Photoinhibitory light-induced changes in the structure and function of isolated Photosystem I submembrane particles

Abstract

The effect of irradiation of the suspensions of Photosystem (PS)I submembrane particles by intense white light (WL) (2000 µE m-2 s-1) at chilling temperatures (4oC) on the distribution of various chlorophyll (Chl)-protein complexes and phototransformations of P700, primary electron donor of PSI, was examined. The data revealed two steps in the PSI transformation during the exposure to strong light. Total Chl content slowly decreased during the first 3 h of photoinhibitory treatment, while further exposure to strong light distinctly accelerated the Chl breakdown. The magnitude of light-induced absorbance changes at 830 nm also rapidly disappeared after 4 h of exposure to strong WL. Despite unchanged maximum magnitude of D A830, light-response curves of P700 oxidation were gradually altered during the first 3-3.5 h of photoinhibitory treatment demonstrating a severalfold increased in the ability of weak actinic light to oxidize P700. The increased rates of electron input to P700+ observed in the presence of high concentrations of exogenous donors were paralleled with an enhanced capacity of weak light to oxidize P700 in photoinhibited PSI particles compared to untreated ones.
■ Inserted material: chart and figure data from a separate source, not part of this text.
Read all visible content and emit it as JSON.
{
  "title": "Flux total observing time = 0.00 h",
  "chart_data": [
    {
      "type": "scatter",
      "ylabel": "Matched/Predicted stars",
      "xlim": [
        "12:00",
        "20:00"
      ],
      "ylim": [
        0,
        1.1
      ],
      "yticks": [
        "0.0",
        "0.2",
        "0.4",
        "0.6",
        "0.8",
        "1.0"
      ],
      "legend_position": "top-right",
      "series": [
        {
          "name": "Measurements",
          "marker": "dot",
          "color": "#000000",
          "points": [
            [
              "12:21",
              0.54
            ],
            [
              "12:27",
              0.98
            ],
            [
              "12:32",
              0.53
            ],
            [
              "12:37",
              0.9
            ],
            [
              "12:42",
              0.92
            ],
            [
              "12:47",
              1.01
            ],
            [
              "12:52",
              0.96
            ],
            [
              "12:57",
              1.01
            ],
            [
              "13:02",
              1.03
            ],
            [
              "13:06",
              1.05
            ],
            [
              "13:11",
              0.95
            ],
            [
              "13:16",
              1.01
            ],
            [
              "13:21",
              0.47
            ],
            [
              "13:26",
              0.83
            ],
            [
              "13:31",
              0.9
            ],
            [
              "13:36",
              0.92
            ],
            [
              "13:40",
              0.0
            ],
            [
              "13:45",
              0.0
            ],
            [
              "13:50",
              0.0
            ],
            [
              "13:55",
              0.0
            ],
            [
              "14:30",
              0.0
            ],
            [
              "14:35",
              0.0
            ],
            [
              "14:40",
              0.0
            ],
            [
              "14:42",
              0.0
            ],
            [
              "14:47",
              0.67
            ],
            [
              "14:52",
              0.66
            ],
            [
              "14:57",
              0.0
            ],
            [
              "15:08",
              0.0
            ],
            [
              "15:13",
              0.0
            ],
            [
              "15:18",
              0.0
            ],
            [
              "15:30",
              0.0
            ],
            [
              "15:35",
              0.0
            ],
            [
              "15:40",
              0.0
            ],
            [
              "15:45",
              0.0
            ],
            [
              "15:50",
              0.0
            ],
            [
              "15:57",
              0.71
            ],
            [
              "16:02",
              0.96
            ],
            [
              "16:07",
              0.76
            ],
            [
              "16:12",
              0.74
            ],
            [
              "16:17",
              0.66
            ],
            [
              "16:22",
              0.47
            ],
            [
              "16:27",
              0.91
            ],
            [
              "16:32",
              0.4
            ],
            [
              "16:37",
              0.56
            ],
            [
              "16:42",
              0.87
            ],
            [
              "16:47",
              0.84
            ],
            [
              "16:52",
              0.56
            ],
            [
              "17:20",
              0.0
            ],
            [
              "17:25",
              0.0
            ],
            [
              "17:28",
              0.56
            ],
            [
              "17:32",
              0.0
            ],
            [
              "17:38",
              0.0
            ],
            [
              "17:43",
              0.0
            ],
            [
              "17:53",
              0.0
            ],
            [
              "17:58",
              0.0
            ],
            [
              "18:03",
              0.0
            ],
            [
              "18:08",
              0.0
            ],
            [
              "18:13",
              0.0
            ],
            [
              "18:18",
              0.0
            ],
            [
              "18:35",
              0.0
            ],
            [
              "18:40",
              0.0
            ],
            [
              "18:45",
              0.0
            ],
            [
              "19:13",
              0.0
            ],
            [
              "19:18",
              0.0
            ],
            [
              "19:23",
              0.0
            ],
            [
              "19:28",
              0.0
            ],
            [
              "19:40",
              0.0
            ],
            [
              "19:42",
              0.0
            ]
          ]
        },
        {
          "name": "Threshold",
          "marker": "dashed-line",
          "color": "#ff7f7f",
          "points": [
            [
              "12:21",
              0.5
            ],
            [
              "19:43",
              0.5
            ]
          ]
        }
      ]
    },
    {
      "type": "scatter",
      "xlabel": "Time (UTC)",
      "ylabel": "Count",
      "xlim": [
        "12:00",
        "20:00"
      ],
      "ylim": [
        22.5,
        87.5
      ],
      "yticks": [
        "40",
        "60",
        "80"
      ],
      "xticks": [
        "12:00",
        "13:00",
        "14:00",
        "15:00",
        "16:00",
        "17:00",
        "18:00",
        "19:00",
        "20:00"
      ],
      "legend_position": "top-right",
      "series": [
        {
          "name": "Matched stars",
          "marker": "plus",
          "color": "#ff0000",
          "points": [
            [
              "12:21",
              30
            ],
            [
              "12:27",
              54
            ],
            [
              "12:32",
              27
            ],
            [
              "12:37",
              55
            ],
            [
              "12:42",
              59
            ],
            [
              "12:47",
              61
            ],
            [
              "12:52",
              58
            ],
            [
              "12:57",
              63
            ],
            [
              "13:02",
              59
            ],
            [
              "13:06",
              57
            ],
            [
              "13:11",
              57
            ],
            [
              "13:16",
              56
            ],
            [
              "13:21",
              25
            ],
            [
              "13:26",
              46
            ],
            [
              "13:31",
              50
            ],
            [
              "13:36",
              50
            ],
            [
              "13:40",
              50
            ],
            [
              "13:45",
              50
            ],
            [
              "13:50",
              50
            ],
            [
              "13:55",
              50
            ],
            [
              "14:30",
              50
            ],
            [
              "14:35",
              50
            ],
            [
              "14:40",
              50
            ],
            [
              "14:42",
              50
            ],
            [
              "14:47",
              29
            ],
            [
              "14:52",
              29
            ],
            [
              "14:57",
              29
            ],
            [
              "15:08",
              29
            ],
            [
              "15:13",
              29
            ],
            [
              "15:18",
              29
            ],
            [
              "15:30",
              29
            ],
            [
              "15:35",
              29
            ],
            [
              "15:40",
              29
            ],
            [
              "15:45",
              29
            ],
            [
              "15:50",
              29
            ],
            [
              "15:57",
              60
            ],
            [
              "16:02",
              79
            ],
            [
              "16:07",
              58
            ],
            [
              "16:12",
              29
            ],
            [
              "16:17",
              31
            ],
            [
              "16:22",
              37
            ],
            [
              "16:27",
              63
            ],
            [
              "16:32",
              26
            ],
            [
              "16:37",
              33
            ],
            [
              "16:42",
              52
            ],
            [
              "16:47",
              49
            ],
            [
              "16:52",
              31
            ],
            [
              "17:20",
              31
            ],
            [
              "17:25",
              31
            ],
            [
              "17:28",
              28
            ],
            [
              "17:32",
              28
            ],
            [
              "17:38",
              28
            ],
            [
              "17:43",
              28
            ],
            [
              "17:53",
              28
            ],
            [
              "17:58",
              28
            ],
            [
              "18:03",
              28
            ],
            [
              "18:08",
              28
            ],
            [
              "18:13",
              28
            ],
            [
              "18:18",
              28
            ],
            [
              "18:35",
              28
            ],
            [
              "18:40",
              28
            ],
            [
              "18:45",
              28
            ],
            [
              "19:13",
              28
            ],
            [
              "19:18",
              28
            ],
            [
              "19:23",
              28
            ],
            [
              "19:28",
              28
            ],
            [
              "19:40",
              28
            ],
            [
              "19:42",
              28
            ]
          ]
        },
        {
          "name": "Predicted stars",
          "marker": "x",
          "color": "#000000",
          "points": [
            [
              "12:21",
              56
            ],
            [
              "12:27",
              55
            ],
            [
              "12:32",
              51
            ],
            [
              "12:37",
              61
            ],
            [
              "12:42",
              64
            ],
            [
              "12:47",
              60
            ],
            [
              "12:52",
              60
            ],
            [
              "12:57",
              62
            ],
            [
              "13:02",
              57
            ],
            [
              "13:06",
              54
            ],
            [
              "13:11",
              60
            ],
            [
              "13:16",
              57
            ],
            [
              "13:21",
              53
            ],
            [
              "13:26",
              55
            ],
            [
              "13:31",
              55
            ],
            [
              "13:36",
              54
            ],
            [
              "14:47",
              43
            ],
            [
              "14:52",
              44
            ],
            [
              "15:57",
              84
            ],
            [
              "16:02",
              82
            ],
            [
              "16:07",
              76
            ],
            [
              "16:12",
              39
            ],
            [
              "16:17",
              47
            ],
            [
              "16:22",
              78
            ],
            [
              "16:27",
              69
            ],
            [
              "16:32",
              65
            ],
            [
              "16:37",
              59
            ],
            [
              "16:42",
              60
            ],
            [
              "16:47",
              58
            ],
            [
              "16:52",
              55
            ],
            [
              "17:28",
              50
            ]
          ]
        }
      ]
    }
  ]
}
We can thus presume increased functional antenna size in a population of PSI reaction centers, that exhibited large P700 oxidation under weak actinic light. The dramatic changes in the distribution of Chl among various Chl-protein complexes occurring during photoinhibitory treatment of PSI particles have been revealed by using non-denaturing gel electrophoresis. The major CP1 band gradually disappeared during the first 4 h of exposure of isolated particles to strong light with corresponding increase of chlorophyll content in a band with lower electrophoretic mobility ascribed to the formation of oligomers containing CP1, LHC I-680 and LHC I-730.